Together, Yumiko, Haruo, Keiko, and Yumiko's pet crocodile Croc slowly start to resemble a family. Haruo overcomes his writer's block by cutting and pasting passages from other stories to create his own novel. Their newfound life together takes a turn when Yumiko's stepmother, enraged by their relationship, steals Croc and turns him into a leather suitcase. This plunges Yumiko into a deep depression. Meanwhile, Haruo wins a writing competition for his novel. He plans to use the money from the competition to move with Yumiko to a tropical island.

Before they can leave, Haruo is involved in a fatal car accident while returning home from an interview. The story concludes with an image of the Yumiko forever marked by the loss of her lover and pet, waiting in vain for the fulfillment of her dream life.

== Characters ==
- Yumiko (ゆみこ, Yumiko)
A twenty-two year old office lady, nicknamed Yumi (ユミ, Yumi) who moonlights as a call girl in order to buy food for her pet crocodile. Due to her strained relationship with her stepmother, she lives in an apartment alone. She harbors romantic feelings for Haruo.
- Haruo Yoshino (よしの はるお, Yoshino Haruo)
Yumiko's love interest. Haruo is a struggling novelist and sugar baby of Yumiko's step-mother. Haruo reciprocates Yumiko's romantic feelings and the two end up living together.
- Yumiko's step-mother (ゆみこ の けいぼ, Yumiko no keibo)
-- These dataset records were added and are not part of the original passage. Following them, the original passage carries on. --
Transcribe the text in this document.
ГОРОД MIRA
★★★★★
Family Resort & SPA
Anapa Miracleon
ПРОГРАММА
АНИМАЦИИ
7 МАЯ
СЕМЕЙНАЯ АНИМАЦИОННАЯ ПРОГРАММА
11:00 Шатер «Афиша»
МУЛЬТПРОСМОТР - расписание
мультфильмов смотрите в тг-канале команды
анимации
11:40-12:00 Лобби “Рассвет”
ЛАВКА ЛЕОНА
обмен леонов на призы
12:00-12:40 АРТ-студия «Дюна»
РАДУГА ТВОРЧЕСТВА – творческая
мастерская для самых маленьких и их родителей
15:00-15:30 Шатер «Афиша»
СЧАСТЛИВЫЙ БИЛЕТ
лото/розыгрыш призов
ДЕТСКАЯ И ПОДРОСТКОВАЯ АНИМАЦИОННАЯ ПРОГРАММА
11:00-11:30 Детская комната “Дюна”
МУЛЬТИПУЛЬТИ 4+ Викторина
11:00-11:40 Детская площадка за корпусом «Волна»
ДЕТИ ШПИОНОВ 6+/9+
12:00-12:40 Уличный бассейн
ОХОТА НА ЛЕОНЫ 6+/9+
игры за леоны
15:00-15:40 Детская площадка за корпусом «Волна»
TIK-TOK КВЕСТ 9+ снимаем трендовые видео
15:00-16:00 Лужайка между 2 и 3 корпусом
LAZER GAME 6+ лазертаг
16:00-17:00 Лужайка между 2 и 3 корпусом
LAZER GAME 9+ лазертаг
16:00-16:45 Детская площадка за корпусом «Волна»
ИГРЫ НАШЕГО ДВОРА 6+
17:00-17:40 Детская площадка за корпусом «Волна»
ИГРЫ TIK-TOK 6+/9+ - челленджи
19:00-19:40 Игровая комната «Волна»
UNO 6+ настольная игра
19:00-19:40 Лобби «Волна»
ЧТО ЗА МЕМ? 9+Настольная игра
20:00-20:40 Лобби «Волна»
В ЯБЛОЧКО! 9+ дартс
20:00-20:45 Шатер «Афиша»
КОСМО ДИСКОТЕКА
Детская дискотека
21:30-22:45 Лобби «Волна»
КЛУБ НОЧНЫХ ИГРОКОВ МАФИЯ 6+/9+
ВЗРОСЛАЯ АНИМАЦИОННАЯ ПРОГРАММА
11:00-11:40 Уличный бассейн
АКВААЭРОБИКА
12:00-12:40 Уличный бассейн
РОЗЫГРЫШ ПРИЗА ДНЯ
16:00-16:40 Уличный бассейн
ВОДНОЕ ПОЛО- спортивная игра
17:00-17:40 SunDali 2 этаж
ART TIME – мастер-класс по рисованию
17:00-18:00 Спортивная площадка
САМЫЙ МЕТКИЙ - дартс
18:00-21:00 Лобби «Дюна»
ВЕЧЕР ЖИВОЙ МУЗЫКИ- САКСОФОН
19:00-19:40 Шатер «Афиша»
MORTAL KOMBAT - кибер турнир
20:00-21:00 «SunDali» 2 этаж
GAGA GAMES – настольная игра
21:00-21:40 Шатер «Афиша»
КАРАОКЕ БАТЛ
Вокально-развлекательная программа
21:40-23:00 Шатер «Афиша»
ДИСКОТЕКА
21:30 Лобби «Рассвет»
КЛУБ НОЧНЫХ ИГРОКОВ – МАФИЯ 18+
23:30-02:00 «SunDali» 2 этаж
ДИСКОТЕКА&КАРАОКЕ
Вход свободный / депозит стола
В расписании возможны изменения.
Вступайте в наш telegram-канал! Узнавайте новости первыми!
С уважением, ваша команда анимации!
Yumiko's unnamed stepmother. She has a strained relationship with Yumiko due to Yumiko's belief that she married her father for his money. Conceited and vain, she started a relationship with Haruo in order to be feed into her desires.
- Keiko (ケイコ, Keiko)
Yumiko's step-sister. She is frequently with Yumiko despite her mothers disapproval.
- Croc (ワニ, Wani)
Yumiko's pet crocodile. Croc is domesticated and docile but is characterized by its voracious hunger.